Et cela, ça signifie que cette vision dystopique du monde propose, à l’inverse, une possibilité d’utopie, un discours sur le monde et la mondialisation. L’idée défendue est que le monde est aujourd’hui trop petit et trop interconnecté pour que l’on puisse continuer à le diriger nation par nation, qu’il faut une gouvernance globale visant à préserver le bien commun et non pas des intérêts individuels nécessairement court-termistes. L’idée est belle, bien sûr… Mais dans le détails, qui, quoi, comment ? En creusant un peu, on trouve que le Global Challenges Foundation a lancé le GCF Forum, lequel vient de promouvoir depuis 2014 deux initiatives intéressantes : le projet Gulfnet à Abou Dhabi et le Genesis Energy Center à Pune, en Inde. Et tiens, tiens, ces deux projets ont des ramifications géopolitiques non négligeables. Le Genesis project a pour but d’arriver à maîtriser la production énergétique, pour une meilleure intégration et un passage contrôlé des énergies fossiles à des énergies renouvellables, le tout géré au niveau mondial, finalement par des agences supra-gouvernementales mais dans le modèle duquel les états trouveraient leur intérêt. Le premier, celui d’Abou Dhabi est encore plus intéressant puisqu’il postule qu’il faut une réponse coordonnée aux différents problèmes de sécurité dans la région du Moyen-Orient. Une réponse coordonnée et militaire, bien sûr. Et la question à 100 dirhams c’est : coordonnée par qui, comment ?

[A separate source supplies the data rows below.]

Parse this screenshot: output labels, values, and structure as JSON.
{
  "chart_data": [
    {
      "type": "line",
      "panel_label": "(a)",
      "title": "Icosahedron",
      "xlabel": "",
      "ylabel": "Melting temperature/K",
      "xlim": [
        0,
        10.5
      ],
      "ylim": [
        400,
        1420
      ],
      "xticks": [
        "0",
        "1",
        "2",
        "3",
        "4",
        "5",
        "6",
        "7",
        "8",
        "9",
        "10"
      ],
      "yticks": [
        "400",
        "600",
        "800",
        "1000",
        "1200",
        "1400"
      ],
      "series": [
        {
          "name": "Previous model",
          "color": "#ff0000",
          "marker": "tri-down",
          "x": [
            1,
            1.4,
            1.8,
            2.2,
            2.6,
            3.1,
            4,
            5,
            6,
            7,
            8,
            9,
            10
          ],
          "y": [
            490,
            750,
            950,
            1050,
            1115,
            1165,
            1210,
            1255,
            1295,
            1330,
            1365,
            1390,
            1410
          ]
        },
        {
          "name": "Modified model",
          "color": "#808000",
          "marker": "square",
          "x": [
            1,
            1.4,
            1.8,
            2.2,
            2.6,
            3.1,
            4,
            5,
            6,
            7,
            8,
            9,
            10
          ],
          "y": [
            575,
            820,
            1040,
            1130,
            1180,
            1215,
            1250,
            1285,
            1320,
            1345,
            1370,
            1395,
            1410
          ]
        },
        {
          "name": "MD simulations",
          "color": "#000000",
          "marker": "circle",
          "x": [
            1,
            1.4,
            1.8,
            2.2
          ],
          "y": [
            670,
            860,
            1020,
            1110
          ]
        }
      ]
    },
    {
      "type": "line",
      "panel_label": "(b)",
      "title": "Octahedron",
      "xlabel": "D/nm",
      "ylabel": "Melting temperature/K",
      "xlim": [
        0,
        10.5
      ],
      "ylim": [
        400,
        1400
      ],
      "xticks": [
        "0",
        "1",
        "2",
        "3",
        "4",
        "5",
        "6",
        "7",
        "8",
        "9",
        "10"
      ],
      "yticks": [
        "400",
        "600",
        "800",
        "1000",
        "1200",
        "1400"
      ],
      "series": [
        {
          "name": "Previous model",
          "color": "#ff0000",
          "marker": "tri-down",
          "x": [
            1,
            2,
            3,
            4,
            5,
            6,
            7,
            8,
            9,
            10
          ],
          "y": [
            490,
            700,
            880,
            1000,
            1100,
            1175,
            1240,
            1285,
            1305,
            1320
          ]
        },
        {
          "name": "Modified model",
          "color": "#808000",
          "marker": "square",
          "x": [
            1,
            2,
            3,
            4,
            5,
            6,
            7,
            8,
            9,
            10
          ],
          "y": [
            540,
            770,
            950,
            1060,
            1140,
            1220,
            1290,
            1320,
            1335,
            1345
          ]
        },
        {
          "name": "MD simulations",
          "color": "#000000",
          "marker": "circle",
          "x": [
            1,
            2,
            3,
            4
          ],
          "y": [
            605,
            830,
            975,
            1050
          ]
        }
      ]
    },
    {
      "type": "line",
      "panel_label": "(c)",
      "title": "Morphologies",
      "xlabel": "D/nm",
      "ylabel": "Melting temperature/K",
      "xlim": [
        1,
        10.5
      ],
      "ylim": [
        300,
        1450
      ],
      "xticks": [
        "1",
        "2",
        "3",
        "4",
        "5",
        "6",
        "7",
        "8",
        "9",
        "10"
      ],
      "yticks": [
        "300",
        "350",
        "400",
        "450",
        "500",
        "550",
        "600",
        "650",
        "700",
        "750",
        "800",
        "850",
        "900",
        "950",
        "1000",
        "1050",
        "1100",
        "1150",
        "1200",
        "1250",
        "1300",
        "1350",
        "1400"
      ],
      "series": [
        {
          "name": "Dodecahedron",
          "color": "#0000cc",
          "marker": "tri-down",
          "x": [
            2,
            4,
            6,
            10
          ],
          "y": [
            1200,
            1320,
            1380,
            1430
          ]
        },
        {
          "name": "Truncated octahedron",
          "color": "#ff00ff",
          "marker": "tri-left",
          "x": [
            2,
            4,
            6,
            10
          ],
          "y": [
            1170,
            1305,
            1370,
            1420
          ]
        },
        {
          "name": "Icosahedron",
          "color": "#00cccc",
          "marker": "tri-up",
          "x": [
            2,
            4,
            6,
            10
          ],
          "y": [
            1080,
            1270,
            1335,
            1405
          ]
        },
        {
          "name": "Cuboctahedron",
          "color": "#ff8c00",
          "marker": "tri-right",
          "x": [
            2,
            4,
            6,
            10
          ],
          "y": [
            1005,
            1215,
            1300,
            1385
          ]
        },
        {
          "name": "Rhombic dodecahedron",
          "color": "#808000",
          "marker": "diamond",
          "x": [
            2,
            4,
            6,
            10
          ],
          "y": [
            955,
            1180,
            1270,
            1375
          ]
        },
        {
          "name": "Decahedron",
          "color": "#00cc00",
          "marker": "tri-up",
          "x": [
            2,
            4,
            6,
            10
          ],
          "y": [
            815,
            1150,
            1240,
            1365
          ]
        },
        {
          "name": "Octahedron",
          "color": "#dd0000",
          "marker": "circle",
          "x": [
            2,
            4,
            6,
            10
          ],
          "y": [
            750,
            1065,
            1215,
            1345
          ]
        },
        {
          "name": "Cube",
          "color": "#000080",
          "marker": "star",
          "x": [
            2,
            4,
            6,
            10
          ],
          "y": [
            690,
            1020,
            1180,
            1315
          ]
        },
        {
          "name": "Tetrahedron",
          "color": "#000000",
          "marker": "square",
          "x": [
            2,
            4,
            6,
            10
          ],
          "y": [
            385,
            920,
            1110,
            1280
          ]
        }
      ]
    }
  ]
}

Je n’ai pas la réponse à cette question. Mais ce qui m’a fascinée, c’est de voir combien d’entre vous ont partagé cette info orientée, parcellaire, faussement scientifique, finalement puisque purement spéculative sur les réseaux sociaux, combien ont commenté ou jugé crédible cette info en ces temps troublés que les gens imaginent crépusculaires. Combien, finalement, sont prêts à croire en une lecture eschatologique de la science. Et des vendeurs d’utopie pour contrer la nuit noire et pleine de terreur, il y en a plein tout prêts à vous expliquer comment on pourrait y arriver à condition de libéraliser à tout va, d’intervenir ici ou là, de réguler et moraliser ça ou là, etc. En vérité, je vous le dis : la bisounoursie est un sport de combat et il n’y a pas de vertu de réalisme supérieure au pessimisme qu’à l’optimisme. Cela va aller, khouya, koulchi zine.